In the major league draft of 1971, the first player chosen from the State of Oklahoma was Ron Williamson. When he signed with the OaklandA’s, he said goodbye to his hometown of Ada and left to pursue his dreams of big league glory.
Six years later he was back, his dreams broken by a bad arm and bad habits – drinking, drugs and women. He began to show signs of mental illness. Unable to keep a job, he moved in with his mother and slept 20 hours a day on her sofa.
In 1982 a 21 year old cocktail waitress in Ada named Debra Sue Carter was raped and murdered, and for five years the police could not solve the crime. For reasons that were never clear, they suspected Ron Williamson and his friend Dennis Fritz. The were finally arrested in 1987 and charged with capital murder.

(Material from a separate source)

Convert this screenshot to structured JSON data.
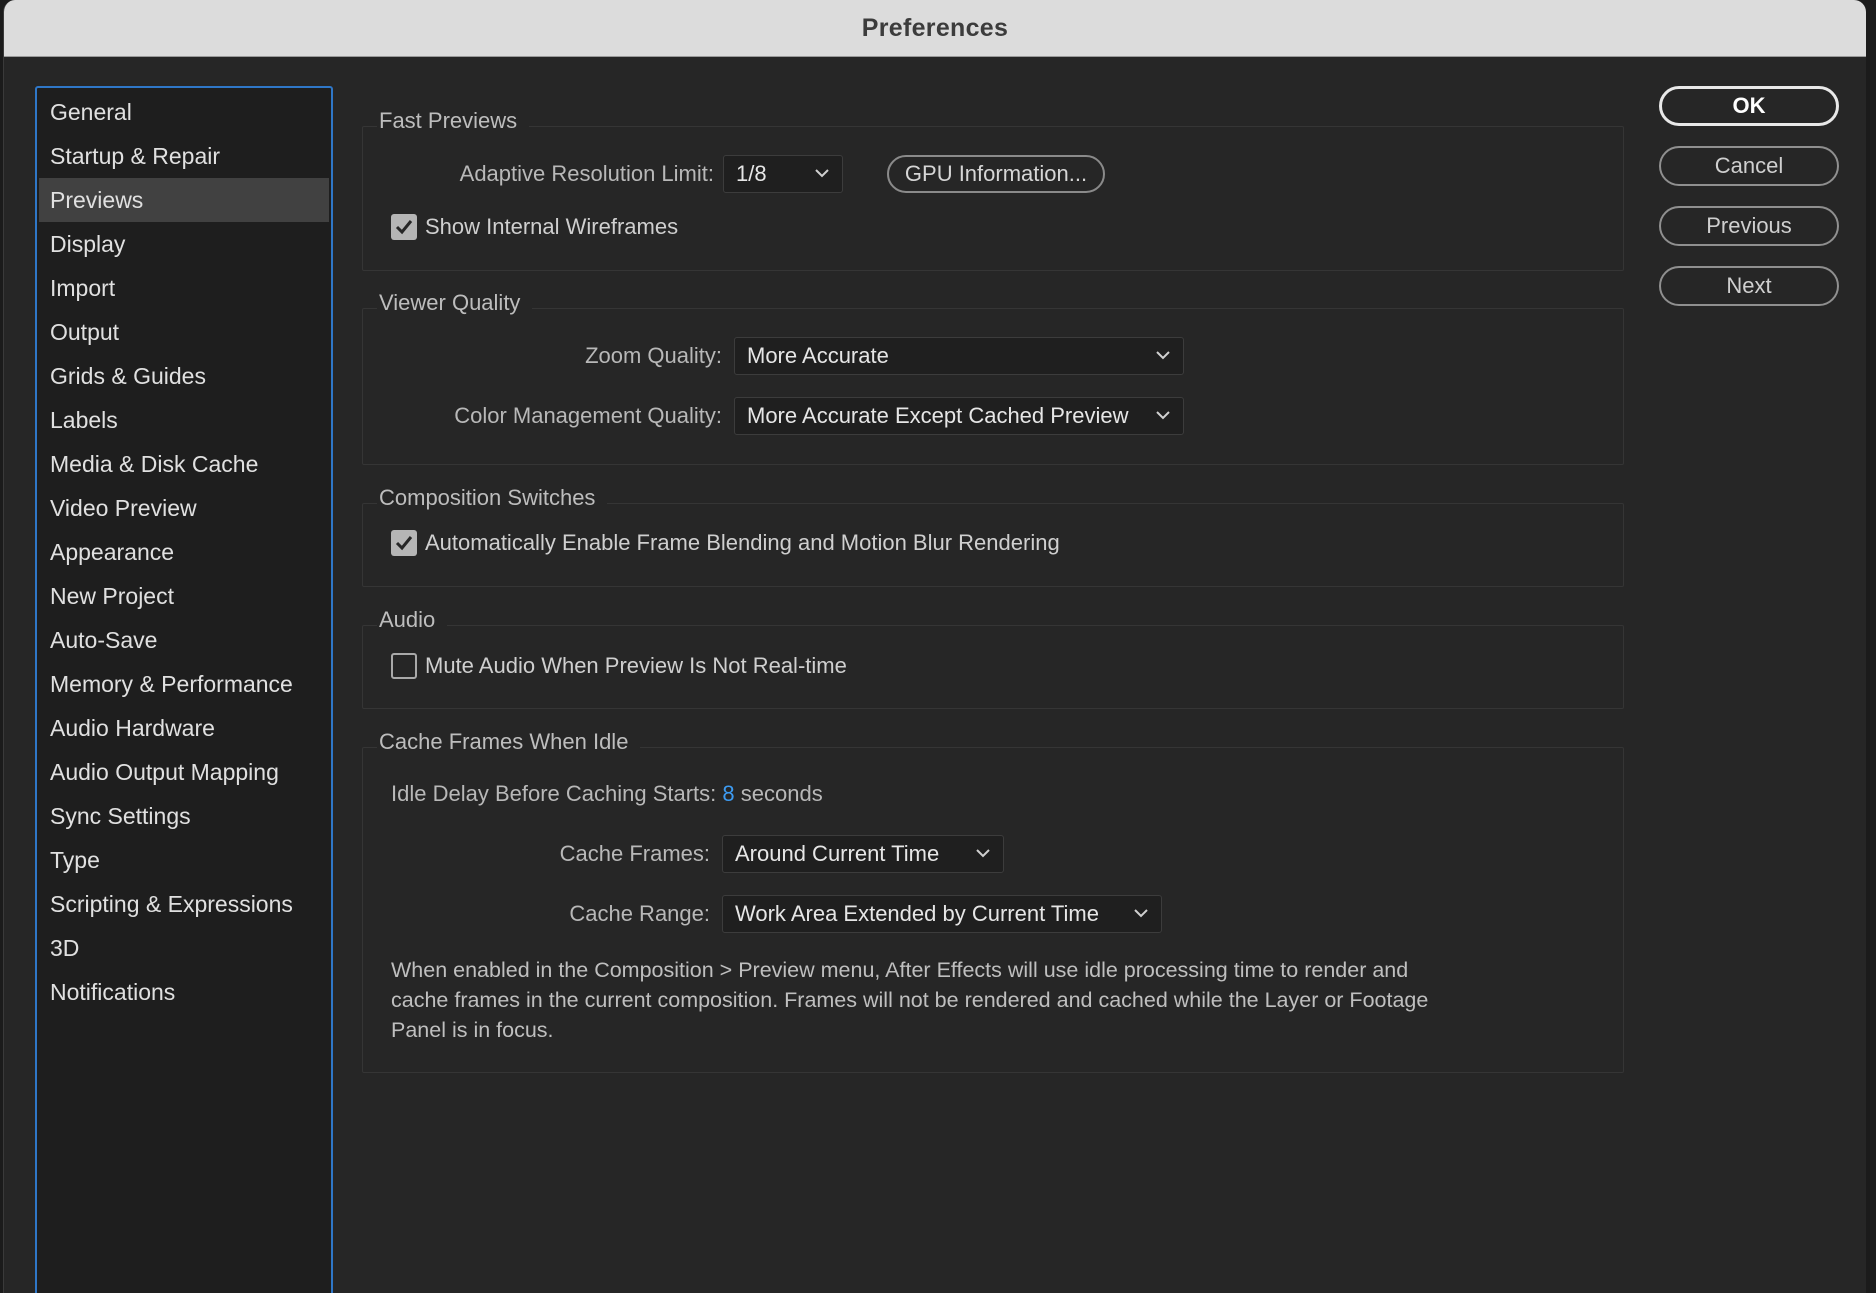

With no physical evidence, the prosecution’s case was built on junk science and the testimony of jailhouse snitches and convicts. Dennis Fritz was found guilty and given a life sentence. Ron Williamson was sent to Death Row.
I first thought this was another John Grisham thriller, until I saw True Crime written above the bar code. Hmmm, I thought, this could be interesting. And interesting it was. The book tells the story of Ron Williamson, his rise to fame through his youth, his visions of grandeur, and dreams of professional baseball playing. But the reality wasn’t what he expected and he returned home with grandiose ideas of who he should be, when he wasn’t. His mental health suffered terribly and eventually he lived with his mother, sleeping in the den, living above her garage.

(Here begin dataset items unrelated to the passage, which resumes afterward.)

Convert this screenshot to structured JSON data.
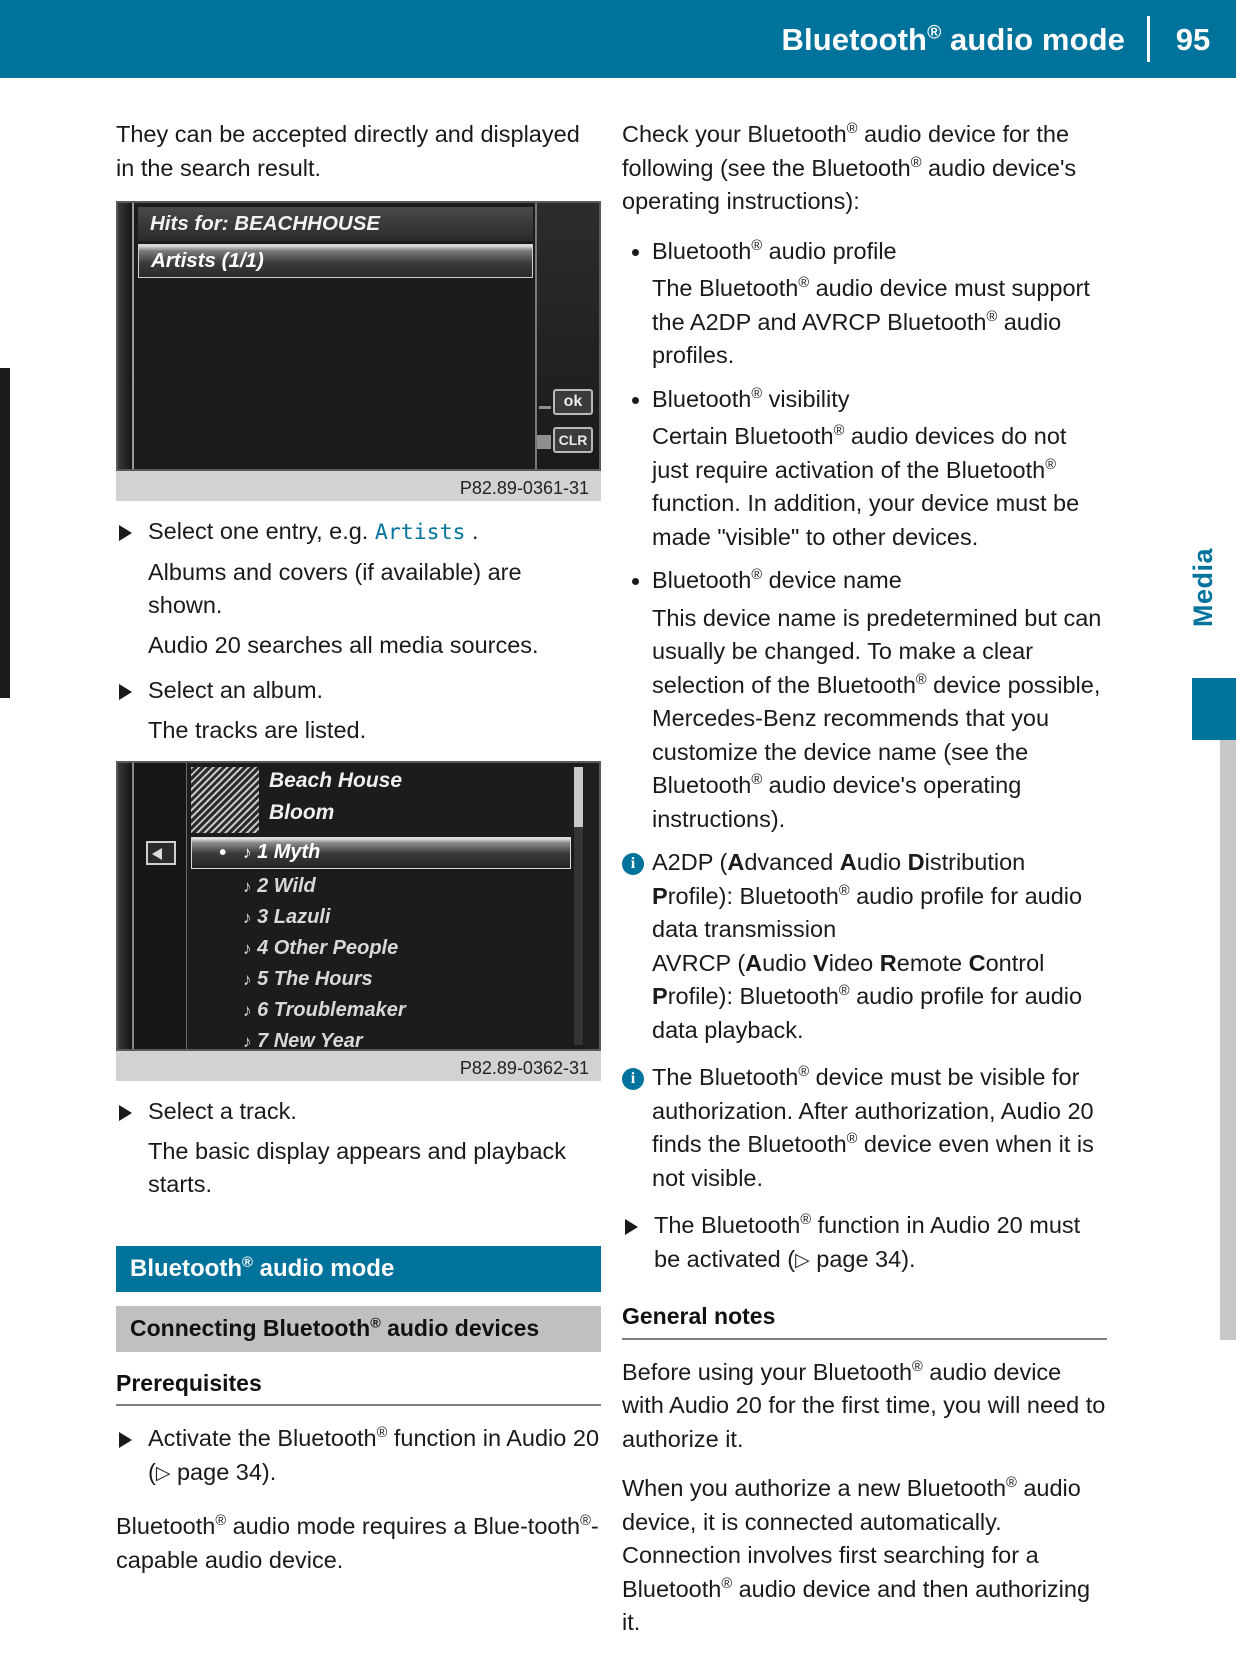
{
  "header": {
    "title_prefix": "Bluetooth",
    "title_suffix": " audio mode",
    "page_number": "95",
    "bg_color": "#00739c"
  },
  "edge_tab": {
    "label": "Media",
    "color": "#00739c"
  },
  "left_column": {
    "intro": "They can be accepted directly and displayed in the search result.",
    "figure1": {
      "title_bar": "Hits for: BEACHHOUSE",
      "selected_row": "Artists (1/1)",
      "key_ok": "ok",
      "key_clr": "CLR",
      "caption": "P82.89-0361-31"
    },
    "step1": {
      "text_before": "Select one entry, e.g. ",
      "ui_ref": "Artists",
      "text_after": " ."
    },
    "step1_detail": "Albums and covers (if available) are shown.",
    "step1_detail2": "Audio 20 searches all media sources.",
    "step2": "Select an album.",
    "step2_detail": "The tracks are listed.",
    "figure2": {
      "artist": "Beach House",
      "album": "Bloom",
      "tracks": [
        "1 Myth",
        "2 Wild",
        "3 Lazuli",
        "4 Other People",
        "5 The Hours",
        "6 Troublemaker",
        "7 New Year"
      ],
      "caption": "P82.89-0362-31"
    },
    "step3": "Select a track.",
    "step3_detail": "The basic display appears and playback starts.",
    "section_heading_prefix": "Bluetooth",
    "section_heading_suffix": " audio mode",
    "subsection_heading_prefix": "Connecting Bluetooth",
    "subsection_heading_suffix": " audio devices",
    "prerequisites_heading": "Prerequisites",
    "prereq_step_a": "Activate the Bluetooth",
    "prereq_step_b": " function in Audio 20 (",
    "prereq_step_pageref": " page 34).",
    "closing_a": "Bluetooth",
    "closing_b": " audio mode requires a Blue-tooth",
    "closing_c": "-capable audio device."
  },
  "right_column": {
    "intro_a": "Check your Bluetooth",
    "intro_b": " audio device for the following (see the Bluetooth",
    "intro_c": " audio device's operating instructions):",
    "bullets": [
      {
        "title_a": "Bluetooth",
        "title_b": " audio profile",
        "body_a": "The Bluetooth",
        "body_b": " audio device must support the A2DP and AVRCP Bluetooth",
        "body_c": " audio profiles."
      },
      {
        "title_a": "Bluetooth",
        "title_b": " visibility",
        "body_a": "Certain Bluetooth",
        "body_b": " audio devices do not just require activation of the Bluetooth",
        "body_c": " function. In addition, your device must be made \"visible\" to other devices."
      },
      {
        "title_a": "Bluetooth",
        "title_b": " device name",
        "body_a": "This device name is predetermined but can usually be changed. To make a clear selection of the Bluetooth",
        "body_b": " device possible, Mercedes-Benz recommends that you customize the device name (see the Bluetooth",
        "body_c": " audio device's operating instructions)."
      }
    ],
    "note1": {
      "a2dp_acronym": "A2DP (",
      "a2dp_A1": "A",
      "a2dp_w1": "dvanced ",
      "a2dp_A2": "A",
      "a2dp_w2": "udio ",
      "a2dp_D": "D",
      "a2dp_w3": "istribution ",
      "a2dp_P": "P",
      "a2dp_w4": "rofile): Bluetooth",
      "a2dp_tail": " audio profile for audio data transmission",
      "avrcp_acronym": "AVRCP (",
      "avrcp_A": "A",
      "avrcp_w1": "udio ",
      "avrcp_V": "V",
      "avrcp_w2": "ideo ",
      "avrcp_R": "R",
      "avrcp_w3": "emote ",
      "avrcp_C": "C",
      "avrcp_w4": "ontrol ",
      "avrcp_P": "P",
      "avrcp_w5": "rofile): Bluetooth",
      "avrcp_tail": " audio profile for audio data playback."
    },
    "note2": {
      "a": "The Bluetooth",
      "b": " device must be visible for authorization. After authorization, Audio 20 finds the Bluetooth",
      "c": " device even when it is not visible."
    },
    "step_bt": {
      "a": "The Bluetooth",
      "b": " function in Audio 20 must be activated (",
      "c": " page 34)."
    },
    "general_notes_heading": "General notes",
    "gn_para1_a": "Before using your Bluetooth",
    "gn_para1_b": " audio device with Audio 20 for the first time, you will need to authorize it.",
    "gn_para2_a": "When you authorize a new Bluetooth",
    "gn_para2_b": " audio device, it is connected automatically. Connection involves first searching for a Bluetooth",
    "gn_para2_c": " audio device and then authorizing it."
  }
}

On the night Debra Carter is murdered, many witnesses saw her arguing with another man, and man who would later testify against Dennis and Ron.

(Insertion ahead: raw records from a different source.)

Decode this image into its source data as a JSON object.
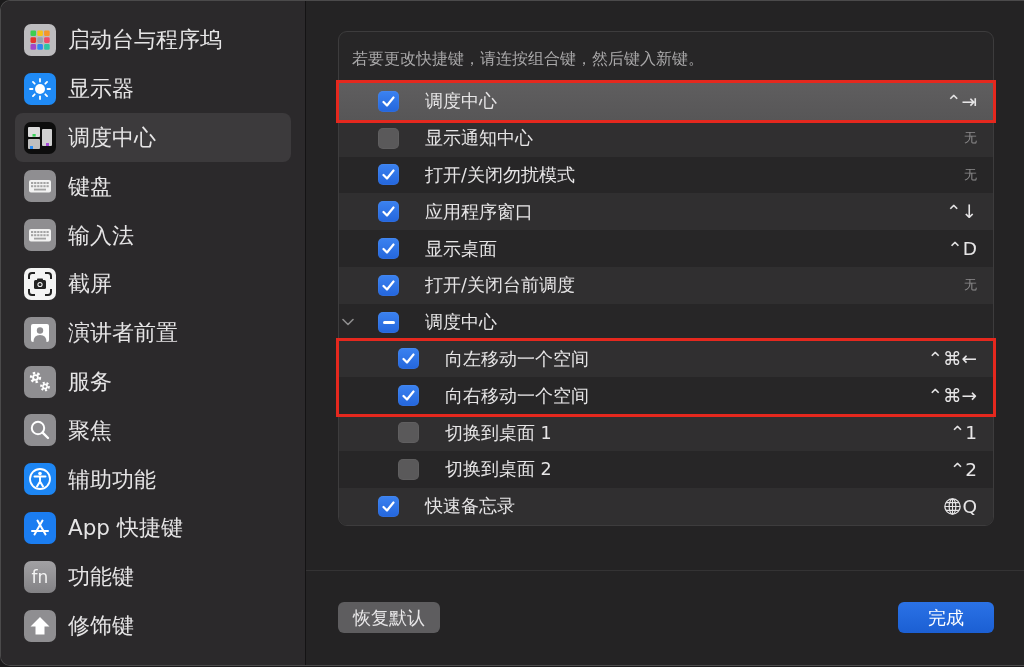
{
  "sidebar": {
    "items": [
      {
        "label": "启动台与程序坞",
        "selected": false
      },
      {
        "label": "显示器",
        "selected": false
      },
      {
        "label": "调度中心",
        "selected": true
      },
      {
        "label": "键盘",
        "selected": false
      },
      {
        "label": "输入法",
        "selected": false
      },
      {
        "label": "截屏",
        "selected": false
      },
      {
        "label": "演讲者前置",
        "selected": false
      },
      {
        "label": "服务",
        "selected": false
      },
      {
        "label": "聚焦",
        "selected": false
      },
      {
        "label": "辅助功能",
        "selected": false
      },
      {
        "label": "App 快捷键",
        "selected": false
      },
      {
        "label": "功能键",
        "selected": false,
        "icon_label": "fn"
      },
      {
        "label": "修饰键",
        "selected": false
      }
    ]
  },
  "shortcuts_panel": {
    "hint": "若要更改快捷键，请连按组合键，然后键入新键。",
    "items": [
      {
        "label": "调度中心",
        "checked": true,
        "selected": true,
        "annotated": true,
        "shortcut": "⌃⇥",
        "shortcut_assigned": true
      },
      {
        "label": "显示通知中心",
        "checked": false,
        "selected": false,
        "annotated": false,
        "shortcut": "无",
        "shortcut_assigned": false
      },
      {
        "label": "打开/关闭勿扰模式",
        "checked": true,
        "selected": false,
        "annotated": false,
        "shortcut": "无",
        "shortcut_assigned": false
      },
      {
        "label": "应用程序窗口",
        "checked": true,
        "selected": false,
        "annotated": false,
        "shortcut": "⌃↓",
        "shortcut_assigned": true
      },
      {
        "label": "显示桌面",
        "checked": true,
        "selected": false,
        "annotated": false,
        "shortcut": "⌃D",
        "shortcut_assigned": true
      },
      {
        "label": "打开/关闭台前调度",
        "checked": true,
        "selected": false,
        "annotated": false,
        "shortcut": "无",
        "shortcut_assigned": false
      },
      {
        "label": "调度中心",
        "mixed": true,
        "selected": false,
        "annotated": false,
        "expanded": true,
        "children": [
          {
            "label": "向左移动一个空间",
            "checked": true,
            "selected": false,
            "annotated": true,
            "shortcut": "⌃⌘←",
            "shortcut_assigned": true
          },
          {
            "label": "向右移动一个空间",
            "checked": true,
            "selected": false,
            "annotated": true,
            "shortcut": "⌃⌘→",
            "shortcut_assigned": true
          },
          {
            "label": "切换到桌面 1",
            "checked": false,
            "selected": false,
            "annotated": false,
            "shortcut": "⌃1",
            "shortcut_assigned": true
          },
          {
            "label": "切换到桌面 2",
            "checked": false,
            "selected": false,
            "annotated": false,
            "shortcut": "⌃2",
            "shortcut_assigned": true
          }
        ]
      },
      {
        "label": "快速备忘录",
        "checked": true,
        "selected": false,
        "annotated": false,
        "shortcut": "Q",
        "shortcut_assigned": true,
        "globe_key": true
      }
    ]
  },
  "buttons": [
    {
      "label": "恢复默认",
      "kind": "secondary"
    },
    {
      "label": "完成",
      "kind": "primary"
    }
  ]
}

This story truly shocked me, the tenacity and audacity of the police department involved. Instead of studying the evidence to see where it led, they almost went as far as falsifying evidence so that they could pin it on the two men they thought were responsible. In fact one would even go so far as to say that the evidence provided by the two suspects were tested first and foremost and found to be a “match” a very contentious word in the 1980’s court room.
Ron’s mental decline continued after sentenced to death row, a hard place for hardened criminals, but Ron isn’t really a criminal, and his cries of innocence are buried. It wasn’t until they are nearly through all of the possible appeals before they find a judge who is willing to look at the evidence and demand a retrial, days before Ron’s scheduled lethal injection.
For those who love a good true story, this one, written by the court room master himself, is well written, looking into the lives of the men involved, the crime itself, and how modern forensics eventually found the men… well I can’t really tell you now, can I! You have to read it for yourself.